Ce comportement suggère une « stratégie hygiénique d’évitement des parasites contagieux » qui n’est « pas forcément consciente », selon elle. « Peut-être que certaines femelles ont des récepteurs plus sensibles aux odeurs », sachant que les crottes peuvent sentir différemment si elles sont parasitées.

Ni l’âge, ni le rang social des individus n’ont permis d’expliquer les différences de comportement. Les observateurs, qui connaissaient tous les liens de parenté au sein des groupes, ont en revanche découvert que les mères très hygiéniques avaient aussi des filles très hygiéniques.

Ils déduisent que la mère « transmet socialement son degré d’hygiénisme » dans cette société matrilinéaire où les filles restent dans la même unité familiale toute leur vie, analyse la primatologue. « Probablement qu’en regardant leurs mères à l’oeuvre, les filles copient leur système de toilettage ».

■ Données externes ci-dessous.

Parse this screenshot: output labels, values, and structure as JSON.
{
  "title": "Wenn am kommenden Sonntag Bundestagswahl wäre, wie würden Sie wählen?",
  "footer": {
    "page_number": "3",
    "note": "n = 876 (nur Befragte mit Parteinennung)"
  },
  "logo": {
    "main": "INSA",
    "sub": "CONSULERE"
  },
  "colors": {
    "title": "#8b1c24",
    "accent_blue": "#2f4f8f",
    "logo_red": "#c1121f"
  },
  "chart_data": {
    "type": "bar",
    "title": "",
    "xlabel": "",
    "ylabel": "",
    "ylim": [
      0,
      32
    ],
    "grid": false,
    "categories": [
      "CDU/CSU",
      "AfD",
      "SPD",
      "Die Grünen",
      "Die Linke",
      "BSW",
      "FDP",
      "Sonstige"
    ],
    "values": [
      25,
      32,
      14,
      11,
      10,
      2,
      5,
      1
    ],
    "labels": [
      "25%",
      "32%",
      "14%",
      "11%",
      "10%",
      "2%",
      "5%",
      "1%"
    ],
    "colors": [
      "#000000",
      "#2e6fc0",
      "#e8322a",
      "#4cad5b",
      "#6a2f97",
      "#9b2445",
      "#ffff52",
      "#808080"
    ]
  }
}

« On savait déjà que certains primates évitaient de manger de la nourriture contaminée par des matières fécales, mais une stratégie sociale aussi élaborée nous a surpris », commente-t-elle.

Cet héritage s’avère quoiqu’il en soit payant, « puisque les femelles qui évitent de toiletter la région infectée sont moins parasitées que les autres », ce qui favorise la résistance aux pathogènes au sein du groupe, conclut le CNRS dans un communiqué.